The president also proposes increasing the amount of financial aid low-income students could receive through the federal Pell Grant program, which currently helps 6.1 million students. He wants to index the awards to inflation and insulate the program from the congressional budget-writing process by making it an entitlement program, which ensures qualified candidates get grants.
"It is a bold effort to align our financial system more closely with what students actually need to succeed in college," said Lauren Asher, acting president of the Project on Student Debt, an advocacy group pushing for affordable loans.
The Pew Charitable Trusts, the parent organization of Stateline.org , also helps fund the Project on Student Debt.
The budget also includes funding for state education projects: $2.5 billion for a five-year fund to support state efforts to raise college completion rates and an unspecified amount to improve early childhood education.
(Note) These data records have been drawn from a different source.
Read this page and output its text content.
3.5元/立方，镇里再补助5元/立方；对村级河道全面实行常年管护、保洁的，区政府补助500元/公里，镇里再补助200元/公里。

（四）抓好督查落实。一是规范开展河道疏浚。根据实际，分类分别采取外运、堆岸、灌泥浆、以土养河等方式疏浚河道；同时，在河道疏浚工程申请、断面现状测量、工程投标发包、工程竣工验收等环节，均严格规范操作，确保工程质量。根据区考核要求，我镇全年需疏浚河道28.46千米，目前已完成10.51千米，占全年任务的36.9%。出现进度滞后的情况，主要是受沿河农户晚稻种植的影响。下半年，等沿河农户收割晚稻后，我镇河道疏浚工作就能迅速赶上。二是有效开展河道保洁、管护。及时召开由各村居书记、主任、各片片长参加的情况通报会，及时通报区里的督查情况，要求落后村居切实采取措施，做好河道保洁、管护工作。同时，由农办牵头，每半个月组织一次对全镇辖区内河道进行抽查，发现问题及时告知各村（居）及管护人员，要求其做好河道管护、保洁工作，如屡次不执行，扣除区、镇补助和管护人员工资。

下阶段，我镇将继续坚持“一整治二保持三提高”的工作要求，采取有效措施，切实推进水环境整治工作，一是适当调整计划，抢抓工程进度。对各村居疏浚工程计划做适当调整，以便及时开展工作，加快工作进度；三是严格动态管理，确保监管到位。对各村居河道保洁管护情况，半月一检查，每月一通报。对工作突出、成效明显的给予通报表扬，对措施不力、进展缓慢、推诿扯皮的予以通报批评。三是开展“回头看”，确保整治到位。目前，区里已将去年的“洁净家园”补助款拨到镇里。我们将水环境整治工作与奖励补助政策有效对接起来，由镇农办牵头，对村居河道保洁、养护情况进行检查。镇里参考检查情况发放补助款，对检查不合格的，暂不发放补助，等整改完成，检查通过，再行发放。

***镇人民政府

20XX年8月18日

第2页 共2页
On crime, Obama added $1 billion to the Justice Department's budget, which includes money for 50,000 more officers for the Community Oriented Policing Services (COPS) program - which pays for more local police officers - and $75 million for the Second Chance Act.
The act, backed by Obama and Vice President Joe Biden as senators, offers grants to state and local governments, nonprofits and other groups to help former prisoners adjust to society without committing new crimes. As state budgets shrink and recidivism helps keep prisons full, corrections officials are clamoring for assistance under the law, which President Bush signed last year but which has not been funded by Congress.
"It's really a milestone that Second Chance is included in the president's budget," said Jessica Nickel of the Justice Center of the Council of State Governments , which has lobbied for Second Chance funding. She said it was notable that the Obama administration singled out Second Chance programs as a "real priority area."
The budget, meanwhile, also promises to make the federal government "a better partner" to states and localities on homeland security initiatives, though many questions remain about the new administration's homeland security priorities.
Real ID, for example, the program that seeks to standardize state driver's license standards nationwide, has been a flashpoint in state-federal relations, with many states voicing frustrating over billions of dollars in expected costs and some even refusing to comply with the law. Homeland Security Secretary Janet Napolitano - who is now in charge of implementing Real ID - opposed it as governor of Arizona.
On health, Obama said Congress should set aside $634 billion over the next decade to pay for health care program expansions.
This comes after Congress approved an additional $87 billion for states to pay their bills for Medicaid, the state-federal program that covers more than 59 million poor Americans. As one of his first legislative victories, Obama last month signed an expansion of the State Children's Health Insurance Program to cover an additional 4 million children.
Stateline.org staff writer John Gramlich contributed to this report.